Uwe Wegener 17.11.2012
Dass Soldaten Angst haben und das zu allen Zeiten an allen Fronten die jeweilige Propaganda die eigenen Soldaten als Helden und die jeweiligen Feinde als Verbrecher bezeichnet haben , ist so alt wie der Krieg selbst. Also was soll diese angebliche Überraschung. Trotz dieser Protokolle, ist nachweislich den faschistischen deutschen Agressoren nirgendwo ein solch erbitterter Widerstand entgegen gebracht worden, wie an der sowjetischen Ostfront, die weit über 70% der deutschen Truppen banden und an der die Entscheidung über Sieg oder Niederlage des Weltkrieges römisch II, letztendlich getroffen wurde.
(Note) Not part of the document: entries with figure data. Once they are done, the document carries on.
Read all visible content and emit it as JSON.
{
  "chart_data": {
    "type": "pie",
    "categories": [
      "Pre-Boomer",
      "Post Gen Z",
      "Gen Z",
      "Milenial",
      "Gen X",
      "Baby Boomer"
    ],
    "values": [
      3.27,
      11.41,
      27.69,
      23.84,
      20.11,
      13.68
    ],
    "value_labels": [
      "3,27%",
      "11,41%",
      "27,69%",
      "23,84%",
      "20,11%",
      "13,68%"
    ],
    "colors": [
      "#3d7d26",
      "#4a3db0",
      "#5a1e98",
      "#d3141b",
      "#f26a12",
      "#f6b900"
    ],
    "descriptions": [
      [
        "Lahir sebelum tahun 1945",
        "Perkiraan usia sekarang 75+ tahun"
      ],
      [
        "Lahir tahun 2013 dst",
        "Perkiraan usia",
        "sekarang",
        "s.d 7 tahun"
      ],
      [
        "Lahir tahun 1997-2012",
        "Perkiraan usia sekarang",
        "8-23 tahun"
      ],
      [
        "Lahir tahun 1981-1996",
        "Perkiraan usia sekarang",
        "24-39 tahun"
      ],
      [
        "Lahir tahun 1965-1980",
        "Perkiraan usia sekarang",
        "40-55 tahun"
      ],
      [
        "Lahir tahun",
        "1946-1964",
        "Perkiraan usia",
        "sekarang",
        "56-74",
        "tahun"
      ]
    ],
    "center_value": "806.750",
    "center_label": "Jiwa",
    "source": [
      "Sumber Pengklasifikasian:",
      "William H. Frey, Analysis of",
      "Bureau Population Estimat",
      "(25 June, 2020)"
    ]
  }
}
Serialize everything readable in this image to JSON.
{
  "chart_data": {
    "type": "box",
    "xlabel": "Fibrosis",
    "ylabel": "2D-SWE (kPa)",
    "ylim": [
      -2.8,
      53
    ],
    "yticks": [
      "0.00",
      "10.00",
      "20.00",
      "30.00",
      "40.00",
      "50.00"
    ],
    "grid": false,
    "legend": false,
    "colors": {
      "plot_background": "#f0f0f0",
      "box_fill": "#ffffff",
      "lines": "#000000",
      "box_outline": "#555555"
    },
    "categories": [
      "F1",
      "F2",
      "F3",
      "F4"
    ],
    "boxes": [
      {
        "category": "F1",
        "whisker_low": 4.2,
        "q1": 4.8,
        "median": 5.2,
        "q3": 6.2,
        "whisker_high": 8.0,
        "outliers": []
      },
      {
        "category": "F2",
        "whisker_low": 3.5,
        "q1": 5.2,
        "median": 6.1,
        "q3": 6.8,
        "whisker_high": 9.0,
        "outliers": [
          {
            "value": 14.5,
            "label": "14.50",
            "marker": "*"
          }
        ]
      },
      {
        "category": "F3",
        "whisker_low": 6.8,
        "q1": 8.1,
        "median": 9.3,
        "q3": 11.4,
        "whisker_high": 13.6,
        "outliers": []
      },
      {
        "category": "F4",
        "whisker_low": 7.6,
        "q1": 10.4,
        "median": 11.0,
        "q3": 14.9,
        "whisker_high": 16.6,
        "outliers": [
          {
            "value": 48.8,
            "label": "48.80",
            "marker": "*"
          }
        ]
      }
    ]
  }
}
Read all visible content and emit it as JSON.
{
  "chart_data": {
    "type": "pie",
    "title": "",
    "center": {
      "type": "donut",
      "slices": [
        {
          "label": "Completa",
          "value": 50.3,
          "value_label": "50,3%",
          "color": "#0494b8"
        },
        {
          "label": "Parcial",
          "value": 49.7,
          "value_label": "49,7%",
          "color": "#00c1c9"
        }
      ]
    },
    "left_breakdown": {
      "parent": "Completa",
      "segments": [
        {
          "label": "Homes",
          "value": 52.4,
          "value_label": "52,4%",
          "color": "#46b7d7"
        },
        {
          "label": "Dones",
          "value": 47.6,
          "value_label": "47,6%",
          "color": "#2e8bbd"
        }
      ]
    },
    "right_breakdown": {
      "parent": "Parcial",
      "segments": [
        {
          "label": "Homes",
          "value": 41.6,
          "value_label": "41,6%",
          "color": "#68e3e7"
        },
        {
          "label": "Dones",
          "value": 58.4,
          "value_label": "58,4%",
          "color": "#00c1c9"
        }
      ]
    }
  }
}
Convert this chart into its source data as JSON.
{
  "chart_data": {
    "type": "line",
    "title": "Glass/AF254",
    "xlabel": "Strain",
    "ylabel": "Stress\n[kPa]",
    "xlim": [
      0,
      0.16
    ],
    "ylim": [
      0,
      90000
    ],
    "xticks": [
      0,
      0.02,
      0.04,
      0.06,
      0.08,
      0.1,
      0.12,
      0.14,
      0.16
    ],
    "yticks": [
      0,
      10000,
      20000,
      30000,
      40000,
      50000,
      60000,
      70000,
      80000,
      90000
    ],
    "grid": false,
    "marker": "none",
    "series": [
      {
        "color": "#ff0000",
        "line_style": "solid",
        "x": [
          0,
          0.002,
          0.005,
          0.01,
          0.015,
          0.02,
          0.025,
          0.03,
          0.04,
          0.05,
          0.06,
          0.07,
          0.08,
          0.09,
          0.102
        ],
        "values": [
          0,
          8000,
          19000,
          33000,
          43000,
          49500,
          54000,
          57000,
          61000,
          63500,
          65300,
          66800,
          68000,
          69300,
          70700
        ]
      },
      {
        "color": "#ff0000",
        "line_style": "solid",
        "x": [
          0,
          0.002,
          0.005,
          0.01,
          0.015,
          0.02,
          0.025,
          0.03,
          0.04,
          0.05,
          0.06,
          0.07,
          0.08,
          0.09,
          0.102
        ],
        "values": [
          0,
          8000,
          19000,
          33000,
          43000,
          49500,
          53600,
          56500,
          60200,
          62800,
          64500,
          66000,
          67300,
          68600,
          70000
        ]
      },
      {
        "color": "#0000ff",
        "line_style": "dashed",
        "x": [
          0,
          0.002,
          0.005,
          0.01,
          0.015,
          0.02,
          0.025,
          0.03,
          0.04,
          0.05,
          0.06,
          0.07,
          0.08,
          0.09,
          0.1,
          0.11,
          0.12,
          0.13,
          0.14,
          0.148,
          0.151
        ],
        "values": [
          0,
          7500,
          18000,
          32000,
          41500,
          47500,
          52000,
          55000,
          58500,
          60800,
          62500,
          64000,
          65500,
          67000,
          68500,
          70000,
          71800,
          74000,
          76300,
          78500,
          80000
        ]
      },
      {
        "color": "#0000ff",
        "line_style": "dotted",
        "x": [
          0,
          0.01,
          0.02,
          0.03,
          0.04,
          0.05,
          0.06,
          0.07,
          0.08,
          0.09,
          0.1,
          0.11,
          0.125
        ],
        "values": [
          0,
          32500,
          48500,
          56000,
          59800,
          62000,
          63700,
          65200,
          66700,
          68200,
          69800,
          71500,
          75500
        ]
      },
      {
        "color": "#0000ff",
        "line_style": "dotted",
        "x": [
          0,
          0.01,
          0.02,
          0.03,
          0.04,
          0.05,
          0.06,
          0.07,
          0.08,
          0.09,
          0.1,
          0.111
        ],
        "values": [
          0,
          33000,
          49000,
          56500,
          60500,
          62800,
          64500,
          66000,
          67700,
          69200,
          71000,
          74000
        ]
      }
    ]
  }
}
Die deutsche Westfront auch nach der Invasion vom 6 Juni 1944 in der Normandie, die ja ohnehin nur verhindern sollte, dass die Russen zu weit nach Westen vorstießen, war gegenüber den Kampfhandlungen an der Ostfront militärisch faktisch bedeutungslos.
3.
Jens Oertling 17.11.2012
Konnte man unter Stalins Terrorherrschaft ehrlich über sein Verhalten in der Schlacht berichten? Musste man nicht befürchten, sofort hingerichtet zu werden, wenn man von Feigheit, Flucht und Versagen erzählt hat?
4.
Thomas Hintze 17.11.2012
Zu Bild 10: Die Entfernung betrug ca. 800m, nicht 80m.
5.
Florian Geier 18.11.2012
"Verwundete in einem russischen Lazarett, im Vordergrund eine Krankenschwester, aufgenommen im Mai 1941." Da hatte der Krieg doch noch gar nicht begonnen, und lt. Bildunterschrift handelt es sich um ein Photo aus "Juni/Juli 1941". Und bei " Minz Konzeption" fehlt m.E. ein Apostroph.